Gershom Scholem et Hannah Arendt : Correspondance
«Les juifs meurent en Europe et on les enterre comme des chiens.»
(Hannah Arendt à Paris, le 21 octobre 1940, p 22))
Cet ouvrage, attendu depuis un certain temps déjà, renferme un certain nombre de lettres échangées entre deux hautes personnalités du judaïsme allemand, deux êtres qui ont commencé par bien s’entendre, par poursuivre les mêmes objectifs pour ensuite diverger sur des questions particulièrement graves de l’histoire juive, ancienne ou contemporaine.
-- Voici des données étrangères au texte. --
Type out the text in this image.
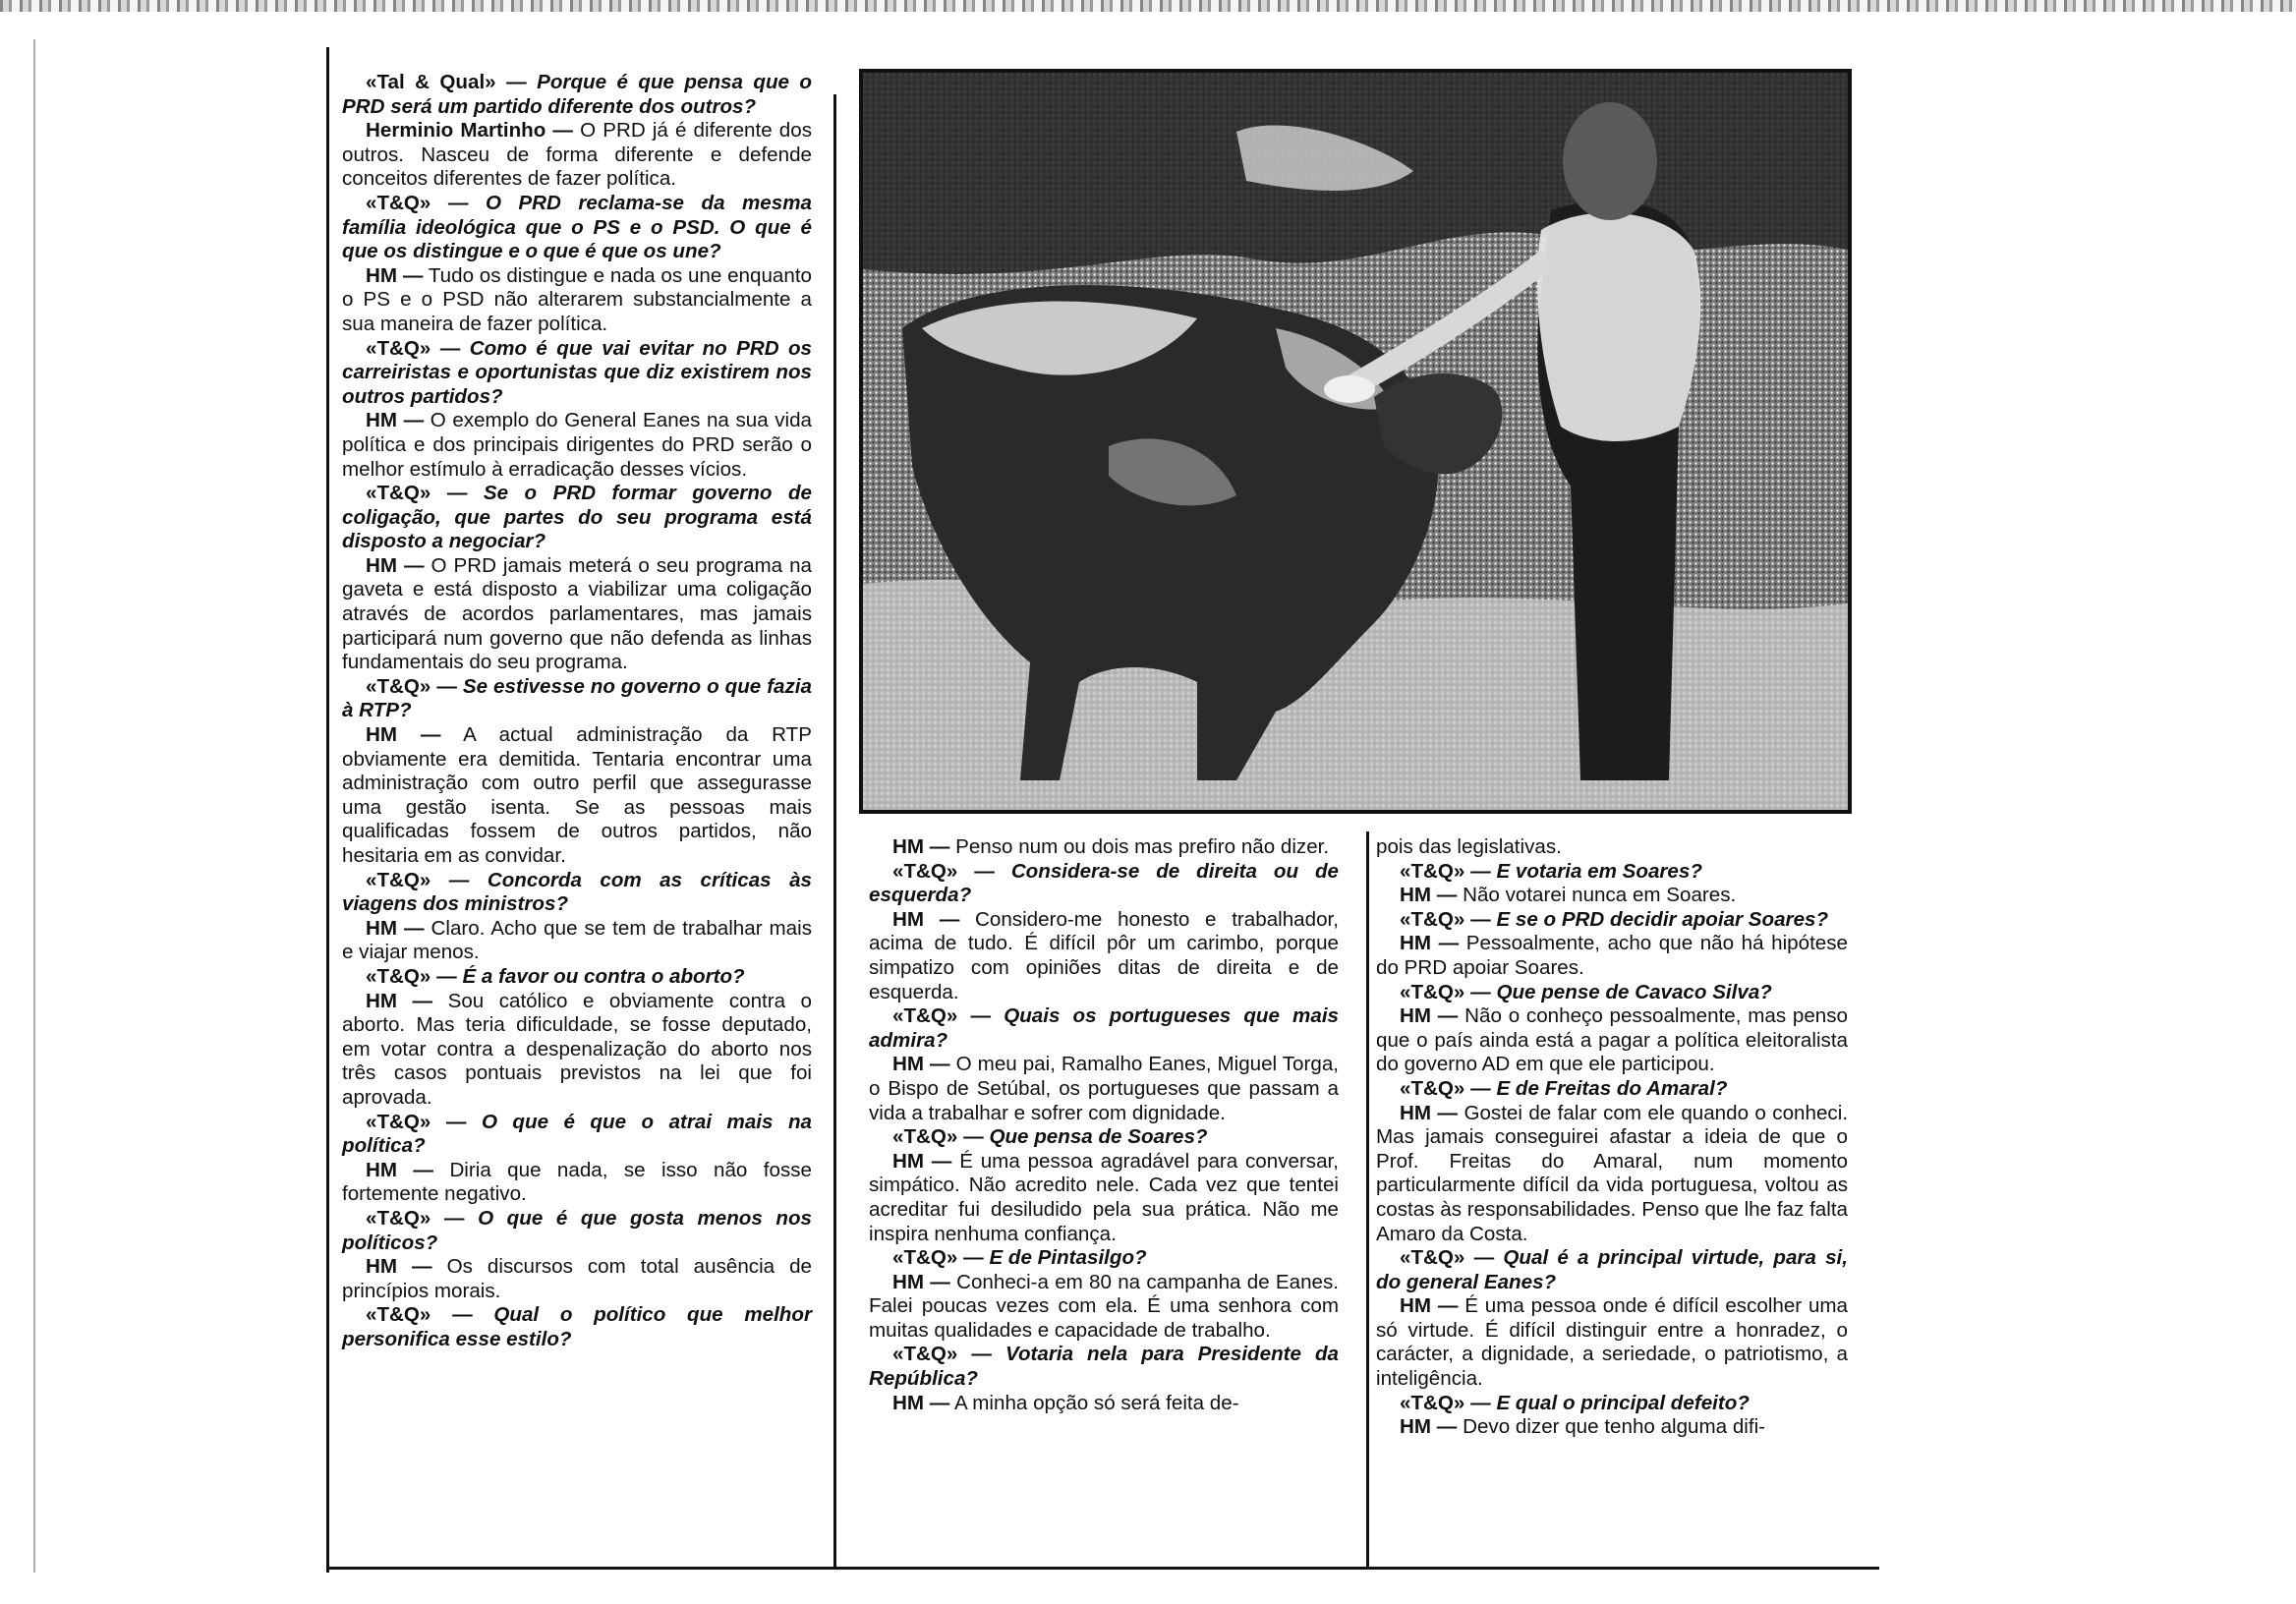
«Tal & Qual» — Porque é que pensa que o PRD será um partido diferente dos outros?

Herminio Martinho — O PRD já é diferente dos outros. Nasceu de forma diferente e defende conceitos diferentes de fazer política.

«T&Q» — O PRD reclama-se da mesma família ideológica que o PS e o PSD. O que é que os distingue e o que é que os une?

HM — Tudo os distingue e nada os une enquanto o PS e o PSD não alterarem substancialmente a sua maneira de fazer política.

«T&Q» — Como é que vai evitar no PRD os carreiristas e oportunistas que diz existirem nos outros partidos?

HM — O exemplo do General Eanes na sua vida política e dos principais dirigentes do PRD serão o melhor estímulo à erradicação desses vícios.

«T&Q» — Se o PRD formar governo de coligação, que partes do seu programa está disposto a negociar?

HM — O PRD jamais meterá o seu programa na gaveta e está disposto a viabilizar uma coligação através de acordos parlamentares, mas jamais participará num governo que não defenda as linhas fundamentais do seu programa.

«T&Q» — Se estivesse no governo o que fazia à RTP?

HM — A actual administração da RTP obviamente era demitida. Tentaria encontrar uma administração com outro perfil que assegurasse uma gestão isenta. Se as pessoas mais qualificadas fossem de outros partidos, não hesitaria em as convidar.

«T&Q» — Concorda com as críticas às viagens dos ministros?

HM — Claro. Acho que se tem de trabalhar mais e viajar menos.

«T&Q» — É a favor ou contra o aborto?

HM — Sou católico e obviamente contra o aborto. Mas teria dificuldade, se fosse deputado, em votar contra a despenalização do aborto nos três casos pontuais previstos na lei que foi aprovada.

«T&Q» — O que é que o atrai mais na política?

HM — Diria que nada, se isso não fosse fortemente negativo.

«T&Q» — O que é que gosta menos nos políticos?

HM — Os discursos com total ausência de princípios morais.

«T&Q» — Qual o político que melhor personifica esse estilo?

HM — Penso num ou dois mas prefiro não dizer.

«T&Q» — Considera-se de direita ou de esquerda?

HM — Considero-me honesto e trabalhador, acima de tudo. É difícil pôr um carimbo, porque simpatizo com opiniões ditas de direita e de esquerda.

«T&Q» — Quais os portugueses que mais admira?

HM — O meu pai, Ramalho Eanes, Miguel Torga, o Bispo de Setúbal, os portugueses que passam a vida a trabalhar e sofrer com dignidade.

«T&Q» — Que pensa de Soares?

HM — É uma pessoa agradável para conversar, simpático. Não acredito nele. Cada vez que tentei acreditar fui desiludido pela sua prática. Não me inspira nenhuma confiança.

«T&Q» — E de Pintasilgo?

HM — Conheci-a em 80 na campanha de Eanes. Falei poucas vezes com ela. É uma senhora com muitas qualidades e capacidade de trabalho.

«T&Q» — Votaria nela para Presidente da República?

HM — A minha opção só será feita de-

pois das legislativas.

«T&Q» — E votaria em Soares?

HM — Não votarei nunca em Soares.

«T&Q» — E se o PRD decidir apoiar Soares?

HM — Pessoalmente, acho que não há hipótese do PRD apoiar Soares.

«T&Q» — Que pense de Cavaco Silva?

HM — Não o conheço pessoalmente, mas penso que o país ainda está a pagar a política eleitoralista do governo AD em que ele participou.

«T&Q» — E de Freitas do Amaral?

HM — Gostei de falar com ele quando o conheci. Mas jamais conseguirei afastar a ideia de que o Prof. Freitas do Amaral, num momento particularmente difícil da vida portuguesa, voltou as costas às responsabilidades. Penso que lhe faz falta Amaro da Costa.

«T&Q» — Qual é a principal virtude, para si, do general Eanes?

HM — É uma pessoa onde é difícil escolher uma só virtude. É difícil distinguir entre a honradez, o carácter, a dignidade, a seriedade, o patriotismo, a inteligência.

«T&Q» — E qual o principal defeito?

HM — Devo dizer que tenho alguma difi-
Le volume se compose de deux parties, la première, la plus étendue renferme les lettres tandis que la seconde contient des textes d’Arendt, notamment sa recension tant attendue par Scholem de ses Major trends in jewish mysticism et des contributions des éditeurs de la version allemande, censées éclairer l’arrière-plan historique et culturel de l’ensemble.
La première lettre émane de Arendt qui l’écrit depuis Paris où elle se trouve en mai 1039 ; c’est une femme qui a quitté son pays natal, l’Allemagne, tombée sous la coupe de nazis qui y ont commis les pires exactions contre les juifs et menacent l’ensemble de l’Europe. On y perçoit des doutes sur la symbiose judéo-allemande, mais aussitôt après, le grand souci que les deux intellectuels juifs éprouvent à l’égard d’un troisième compatriote, Walter Benjamin, lui aussi réfugié à Paris où il subsiste tant bien que mal grâce à une maigre subvention de Max Horkheimer, directeur de l’Institut für Sozialforschung de New York. Réfugié en Palestine mandataire depuis 1923, Scholem était très lié à son ami Benjamin qu’il a maintes fois tenté, en vain, d’attirer en Terre sainte, tout comme il avait plaidé en sa faveur auprès de l’éditeur Zalman Schocken sans plus de succès. Quand Scholem apprendra le suicide de son ami à Port Bou, après que l’alcade eut refusé au convoi où se trouvait Benjamin l’entrée en Espagne, sa principale préoccupation sera de réunir les œuvres du disparu et de les publier, en partie ou en totalité. Arendt déploiera aussi, de son côté, de grands efforts, pour atteindre cet objectif. Le dernier grand thème qui occupera de larges espaces dans cette correspondance consiste dans la publication et la recension du grand ouvrage qui allait faire connaître Scholem dans le monde entier, les Major trends in jewish mysticism. Il s’agissait des leçons sur le mysticisme juif, données par Scholem en 1938 à New York. Le beau compte rendu que Arendt finira par rédiger et par publier , figure en annexe dans le présent volume. Nous y reviendrons.